Aspiración de ser circulo, de poseerse a sí mismo sin intermediación de una conciencia reflexiva. De ser absolutamente, siempre. Ser uno e indiviso para así vencer el desgaste del tiempo y las limitaciones del espacio. Aparece así en toda su magnificencia imaginaria el Ser de Parmenides, ideal perseguido en la vida y alucinado en la psicosis.

El niño observado y retratado por Freud en Mas allá del principio del placer se pierde en una doble representación del objeto amado.

En tanto significado, la ausencia aparece con toda su carga de angustia, pero queda mitigada por el retorno del objeto amado, en la figura de la Madre. Retorno imaginado antes de verse realizado, a través del simple juego de arrojar un juguete para luego recuperarlo.
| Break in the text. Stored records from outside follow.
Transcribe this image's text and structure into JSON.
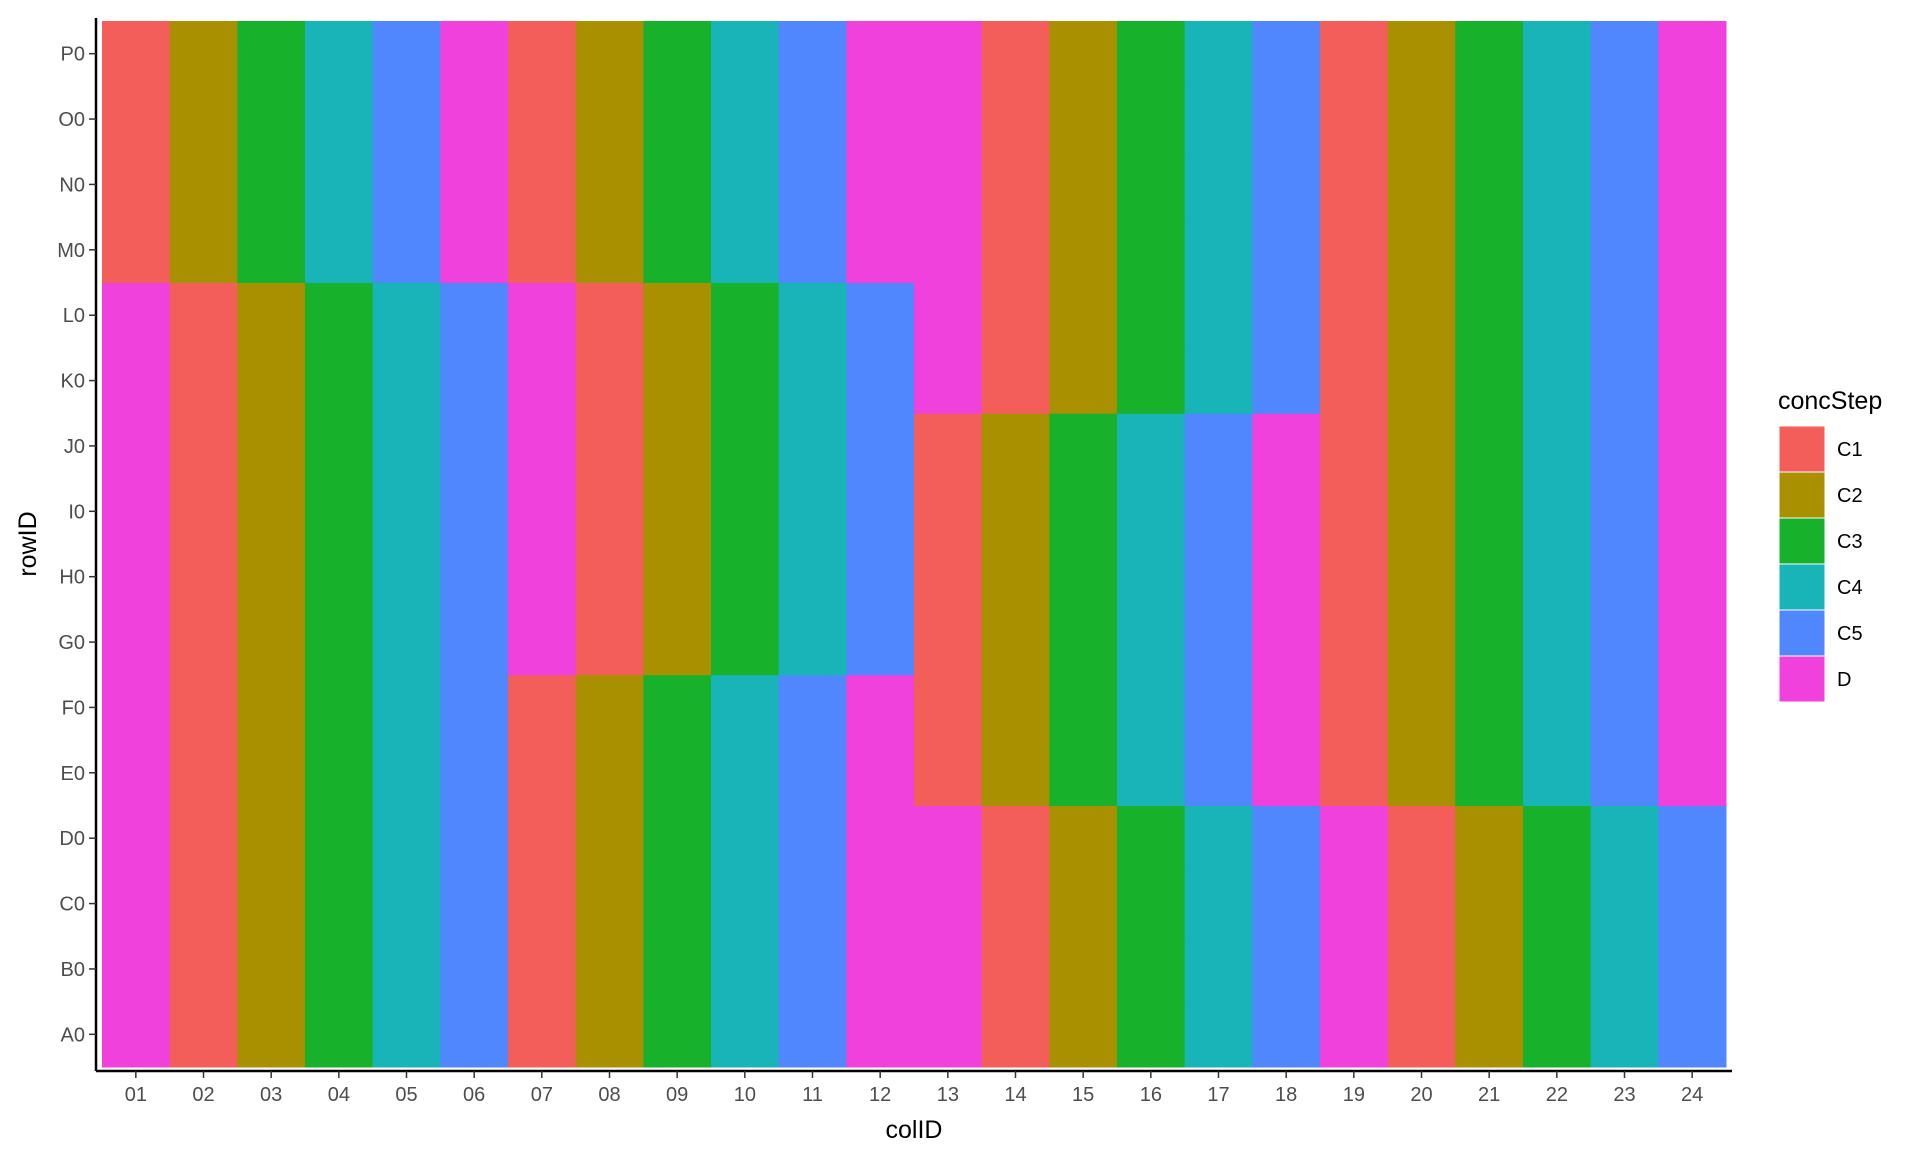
{
  "chart_data": {
    "type": "heatmap",
    "title": "",
    "xlabel": "colID",
    "ylabel": "rowID",
    "x_categories": [
      "01",
      "02",
      "03",
      "04",
      "05",
      "06",
      "07",
      "08",
      "09",
      "10",
      "11",
      "12",
      "13",
      "14",
      "15",
      "16",
      "17",
      "18",
      "19",
      "20",
      "21",
      "22",
      "23",
      "24"
    ],
    "y_categories": [
      "A0",
      "B0",
      "C0",
      "D0",
      "E0",
      "F0",
      "G0",
      "H0",
      "I0",
      "J0",
      "K0",
      "L0",
      "M0",
      "N0",
      "O0",
      "P0"
    ],
    "legend": {
      "title": "concStep",
      "position": "right",
      "levels": [
        "C1",
        "C2",
        "C3",
        "C4",
        "C5",
        "D"
      ],
      "colors": {
        "C1": "#F35E5A",
        "C2": "#A89000",
        "C3": "#17B12B",
        "C4": "#18B4B8",
        "C5": "#5087FF",
        "D": "#F141DD"
      }
    },
    "grid": false,
    "rows": {
      "P0": [
        "C1",
        "C2",
        "C3",
        "C4",
        "C5",
        "D",
        "C1",
        "C2",
        "C3",
        "C4",
        "C5",
        "D",
        "D",
        "C1",
        "C2",
        "C3",
        "C4",
        "C5",
        "C1",
        "C2",
        "C3",
        "C4",
        "C5",
        "D"
      ],
      "O0": [
        "C1",
        "C2",
        "C3",
        "C4",
        "C5",
        "D",
        "C1",
        "C2",
        "C3",
        "C4",
        "C5",
        "D",
        "D",
        "C1",
        "C2",
        "C3",
        "C4",
        "C5",
        "C1",
        "C2",
        "C3",
        "C4",
        "C5",
        "D"
      ],
      "N0": [
        "C1",
        "C2",
        "C3",
        "C4",
        "C5",
        "D",
        "C1",
        "C2",
        "C3",
        "C4",
        "C5",
        "D",
        "D",
        "C1",
        "C2",
        "C3",
        "C4",
        "C5",
        "C1",
        "C2",
        "C3",
        "C4",
        "C5",
        "D"
      ],
      "M0": [
        "C1",
        "C2",
        "C3",
        "C4",
        "C5",
        "D",
        "C1",
        "C2",
        "C3",
        "C4",
        "C5",
        "D",
        "D",
        "C1",
        "C2",
        "C3",
        "C4",
        "C5",
        "C1",
        "C2",
        "C3",
        "C4",
        "C5",
        "D"
      ],
      "L0": [
        "D",
        "C1",
        "C2",
        "C3",
        "C4",
        "C5",
        "D",
        "C1",
        "C2",
        "C3",
        "C4",
        "C5",
        "D",
        "C1",
        "C2",
        "C3",
        "C4",
        "C5",
        "C1",
        "C2",
        "C3",
        "C4",
        "C5",
        "D"
      ],
      "K0": [
        "D",
        "C1",
        "C2",
        "C3",
        "C4",
        "C5",
        "D",
        "C1",
        "C2",
        "C3",
        "C4",
        "C5",
        "D",
        "C1",
        "C2",
        "C3",
        "C4",
        "C5",
        "C1",
        "C2",
        "C3",
        "C4",
        "C5",
        "D"
      ],
      "J0": [
        "D",
        "C1",
        "C2",
        "C3",
        "C4",
        "C5",
        "D",
        "C1",
        "C2",
        "C3",
        "C4",
        "C5",
        "C1",
        "C2",
        "C3",
        "C4",
        "C5",
        "D",
        "C1",
        "C2",
        "C3",
        "C4",
        "C5",
        "D"
      ],
      "I0": [
        "D",
        "C1",
        "C2",
        "C3",
        "C4",
        "C5",
        "D",
        "C1",
        "C2",
        "C3",
        "C4",
        "C5",
        "C1",
        "C2",
        "C3",
        "C4",
        "C5",
        "D",
        "C1",
        "C2",
        "C3",
        "C4",
        "C5",
        "D"
      ],
      "H0": [
        "D",
        "C1",
        "C2",
        "C3",
        "C4",
        "C5",
        "D",
        "C1",
        "C2",
        "C3",
        "C4",
        "C5",
        "C1",
        "C2",
        "C3",
        "C4",
        "C5",
        "D",
        "C1",
        "C2",
        "C3",
        "C4",
        "C5",
        "D"
      ],
      "G0": [
        "D",
        "C1",
        "C2",
        "C3",
        "C4",
        "C5",
        "D",
        "C1",
        "C2",
        "C3",
        "C4",
        "C5",
        "C1",
        "C2",
        "C3",
        "C4",
        "C5",
        "D",
        "C1",
        "C2",
        "C3",
        "C4",
        "C5",
        "D"
      ],
      "F0": [
        "D",
        "C1",
        "C2",
        "C3",
        "C4",
        "C5",
        "C1",
        "C2",
        "C3",
        "C4",
        "C5",
        "D",
        "C1",
        "C2",
        "C3",
        "C4",
        "C5",
        "D",
        "C1",
        "C2",
        "C3",
        "C4",
        "C5",
        "D"
      ],
      "E0": [
        "D",
        "C1",
        "C2",
        "C3",
        "C4",
        "C5",
        "C1",
        "C2",
        "C3",
        "C4",
        "C5",
        "D",
        "C1",
        "C2",
        "C3",
        "C4",
        "C5",
        "D",
        "C1",
        "C2",
        "C3",
        "C4",
        "C5",
        "D"
      ],
      "D0": [
        "D",
        "C1",
        "C2",
        "C3",
        "C4",
        "C5",
        "C1",
        "C2",
        "C3",
        "C4",
        "C5",
        "D",
        "D",
        "C1",
        "C2",
        "C3",
        "C4",
        "C5",
        "D",
        "C1",
        "C2",
        "C3",
        "C4",
        "C5"
      ],
      "C0": [
        "D",
        "C1",
        "C2",
        "C3",
        "C4",
        "C5",
        "C1",
        "C2",
        "C3",
        "C4",
        "C5",
        "D",
        "D",
        "C1",
        "C2",
        "C3",
        "C4",
        "C5",
        "D",
        "C1",
        "C2",
        "C3",
        "C4",
        "C5"
      ],
      "B0": [
        "D",
        "C1",
        "C2",
        "C3",
        "C4",
        "C5",
        "C1",
        "C2",
        "C3",
        "C4",
        "C5",
        "D",
        "D",
        "C1",
        "C2",
        "C3",
        "C4",
        "C5",
        "D",
        "C1",
        "C2",
        "C3",
        "C4",
        "C5"
      ],
      "A0": [
        "D",
        "C1",
        "C2",
        "C3",
        "C4",
        "C5",
        "C1",
        "C2",
        "C3",
        "C4",
        "C5",
        "D",
        "D",
        "C1",
        "C2",
        "C3",
        "C4",
        "C5",
        "D",
        "C1",
        "C2",
        "C3",
        "C4",
        "C5"
      ]
    }
  }
}
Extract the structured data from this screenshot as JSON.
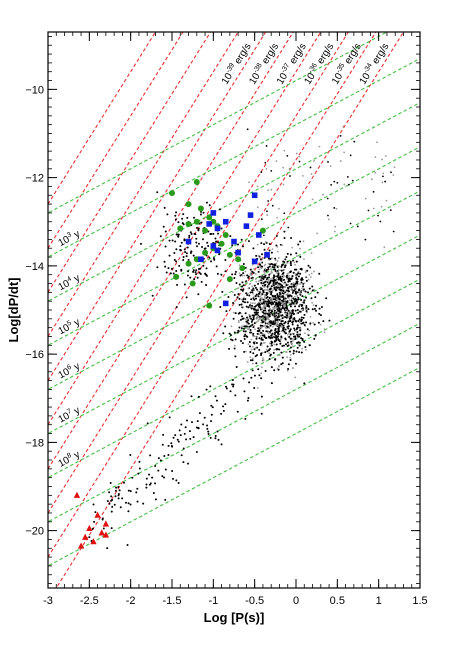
{
  "chart_data": {
    "type": "scatter",
    "xlabel": "Log [P(s)]",
    "ylabel": "Log[dP/dt]",
    "xlim": [
      -3,
      1.5
    ],
    "ylim": [
      -21.3,
      -8.7
    ],
    "x_ticks": [
      -3,
      -2.5,
      -2,
      -1.5,
      -1,
      -0.5,
      0,
      0.5,
      1,
      1.5
    ],
    "x_tick_labels": [
      "-3",
      "-2.5",
      "-2",
      "-1.5",
      "-1",
      "-0.5",
      "0",
      "0.5",
      "1",
      "1.5"
    ],
    "y_ticks": [
      -20,
      -18,
      -16,
      -14,
      -12,
      -10
    ],
    "y_tick_labels": [
      "−20",
      "−18",
      "−16",
      "−14",
      "−12",
      "−10"
    ],
    "grid": false,
    "edot_lines": [
      {
        "label_base": "10",
        "label_exp": "-39",
        "label_unit": " erg/s",
        "logEdot": 39
      },
      {
        "label_base": "10",
        "label_exp": "-38",
        "label_unit": " erg/s",
        "logEdot": 38
      },
      {
        "label_base": "10",
        "label_exp": "-37",
        "label_unit": " erg/s",
        "logEdot": 37
      },
      {
        "label_base": "10",
        "label_exp": "-36",
        "label_unit": " erg/s",
        "logEdot": 36
      },
      {
        "label_base": "10",
        "label_exp": "-35",
        "label_unit": " erg/s",
        "logEdot": 35
      },
      {
        "label_base": "10",
        "label_exp": "-34",
        "label_unit": " erg/s",
        "logEdot": 34
      }
    ],
    "extra_edot_lines": [
      40,
      41,
      42,
      43
    ],
    "age_lines": [
      {
        "label_base": "10",
        "label_exp": "3",
        "label_unit": " y",
        "logAge": 3
      },
      {
        "label_base": "10",
        "label_exp": "4",
        "label_unit": " y",
        "logAge": 4
      },
      {
        "label_base": "10",
        "label_exp": "5",
        "label_unit": " y",
        "logAge": 5
      },
      {
        "label_base": "10",
        "label_exp": "6",
        "label_unit": " y",
        "logAge": 6
      },
      {
        "label_base": "10",
        "label_exp": "7",
        "label_unit": " y",
        "logAge": 7
      },
      {
        "label_base": "10",
        "label_exp": "8",
        "label_unit": " y",
        "logAge": 8
      }
    ],
    "extra_age_lines": [
      2,
      9,
      10
    ],
    "series": [
      {
        "marker": "circle",
        "color": "#2a9a1a",
        "points": [
          [
            -1.5,
            -12.35
          ],
          [
            -1.3,
            -12.6
          ],
          [
            -1.2,
            -12.1
          ],
          [
            -1.15,
            -12.7
          ],
          [
            -1.05,
            -12.9
          ],
          [
            -1.2,
            -13.0
          ],
          [
            -1.3,
            -13.05
          ],
          [
            -1.4,
            -13.15
          ],
          [
            -1.1,
            -13.2
          ],
          [
            -1.0,
            -13.0
          ],
          [
            -0.95,
            -13.1
          ],
          [
            -0.85,
            -13.3
          ],
          [
            -0.9,
            -13.5
          ],
          [
            -1.0,
            -13.6
          ],
          [
            -1.1,
            -13.7
          ],
          [
            -1.2,
            -13.85
          ],
          [
            -1.3,
            -13.95
          ],
          [
            -1.45,
            -14.25
          ],
          [
            -1.25,
            -14.4
          ],
          [
            -1.05,
            -14.9
          ],
          [
            -0.8,
            -13.75
          ],
          [
            -0.7,
            -13.85
          ],
          [
            -0.65,
            -14.05
          ],
          [
            -0.8,
            -14.3
          ],
          [
            -0.4,
            -13.2
          ]
        ]
      },
      {
        "marker": "square",
        "color": "#1020e0",
        "points": [
          [
            -1.0,
            -12.8
          ],
          [
            -1.05,
            -13.05
          ],
          [
            -0.95,
            -13.15
          ],
          [
            -0.85,
            -13.0
          ],
          [
            -0.75,
            -13.45
          ],
          [
            -0.6,
            -13.1
          ],
          [
            -0.55,
            -12.85
          ],
          [
            -0.5,
            -12.4
          ],
          [
            -0.45,
            -13.3
          ],
          [
            -1.3,
            -13.45
          ],
          [
            -1.0,
            -13.55
          ],
          [
            -0.95,
            -13.65
          ],
          [
            -0.7,
            -13.7
          ],
          [
            -0.5,
            -13.9
          ],
          [
            -0.35,
            -13.75
          ],
          [
            -1.15,
            -13.85
          ],
          [
            -0.85,
            -14.85
          ]
        ]
      },
      {
        "marker": "triangle",
        "color": "#e01010",
        "points": [
          [
            -2.65,
            -19.2
          ],
          [
            -2.4,
            -19.65
          ],
          [
            -2.5,
            -19.95
          ],
          [
            -2.3,
            -19.85
          ],
          [
            -2.35,
            -20.05
          ],
          [
            -2.55,
            -20.15
          ],
          [
            -2.45,
            -20.25
          ],
          [
            -2.6,
            -20.35
          ],
          [
            -2.3,
            -20.1
          ]
        ]
      }
    ]
  }
}
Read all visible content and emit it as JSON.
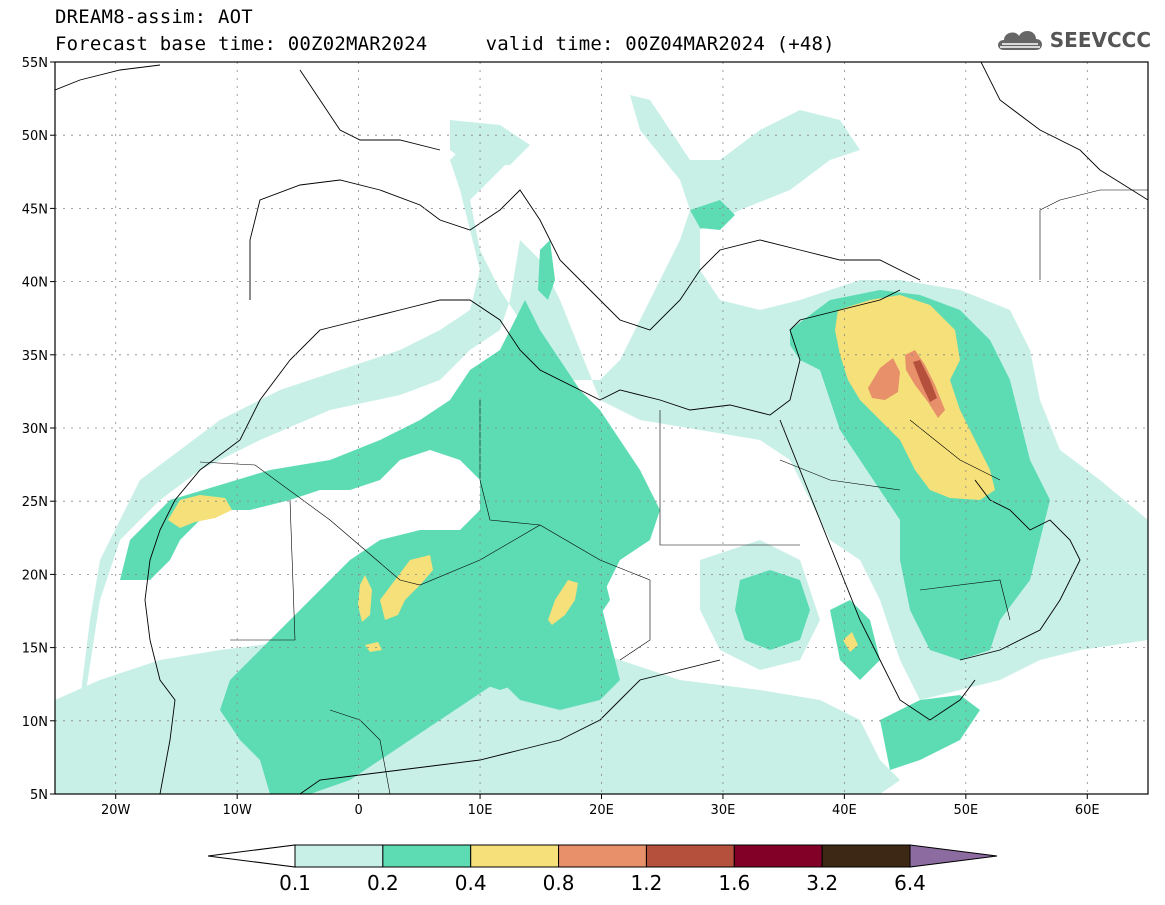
{
  "header": {
    "title_line1": "DREAM8-assim: AOT",
    "title_line2": "Forecast base time: 00Z02MAR2024     valid time: 00Z04MAR2024 (+48)",
    "logo_text": "SEEVCCC"
  },
  "map": {
    "projection": "lat-lon",
    "lon_range": [
      -25,
      65
    ],
    "lat_range": [
      5,
      55
    ],
    "lon_ticks": [
      {
        "value": -20,
        "label": "20W"
      },
      {
        "value": -10,
        "label": "10W"
      },
      {
        "value": 0,
        "label": "0"
      },
      {
        "value": 10,
        "label": "10E"
      },
      {
        "value": 20,
        "label": "20E"
      },
      {
        "value": 30,
        "label": "30E"
      },
      {
        "value": 40,
        "label": "40E"
      },
      {
        "value": 50,
        "label": "50E"
      },
      {
        "value": 60,
        "label": "60E"
      }
    ],
    "lat_ticks": [
      {
        "value": 5,
        "label": "5N"
      },
      {
        "value": 10,
        "label": "10N"
      },
      {
        "value": 15,
        "label": "15N"
      },
      {
        "value": 20,
        "label": "20N"
      },
      {
        "value": 25,
        "label": "25N"
      },
      {
        "value": 30,
        "label": "30N"
      },
      {
        "value": 35,
        "label": "35N"
      },
      {
        "value": 40,
        "label": "40N"
      },
      {
        "value": 45,
        "label": "45N"
      },
      {
        "value": 50,
        "label": "50N"
      },
      {
        "value": 55,
        "label": "55N"
      }
    ],
    "gridlines": "dotted"
  },
  "colorbar": {
    "levels": [
      "0.1",
      "0.2",
      "0.4",
      "0.8",
      "1.2",
      "1.6",
      "3.2",
      "6.4"
    ],
    "colors": [
      "#ffffff",
      "#c8f0e6",
      "#5ddcb4",
      "#f5e07a",
      "#e8906a",
      "#b4503c",
      "#820028",
      "#3c2814",
      "#8c6ca0"
    ]
  }
}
En tanto significante las palabras Fort-Da encadenan al pequeño en una red de la que jamás saldrá mientras viva. El lenguaje estructura su vínculo con las percepciones del medio a partir de una pre concepción ordenada del universo que lo rodea bajo parámetros puramente humanos.

En el juego aparece anulada al mismo tiempo la ausencia de la Madre y las nociones del tiempo y el espacio que castran sus deseos de omnipotencia.

Con la reaparición del “Da” el niño invierte el orden causal de la vida como perpetua perdida, constituyendo esta expresión verbal una revelación del primitivo carácter de las palabras como acto mágico de conjuro de un mal.

La vida se ocupara de invertir las palabras del juego. Lo perdido no retornara y cada objeto arrebatado significara una castración más que lo aleje de ese Yo especular que idealizaba en los espejos. Sin comprender en medio de su juego teatral, que cada día se alejara más de ese "Ideal del Yo" hasta que la muerte, como metáfora del silencio, cierre el camino de esta curiosa persecución de un paraíso perdido al nacer.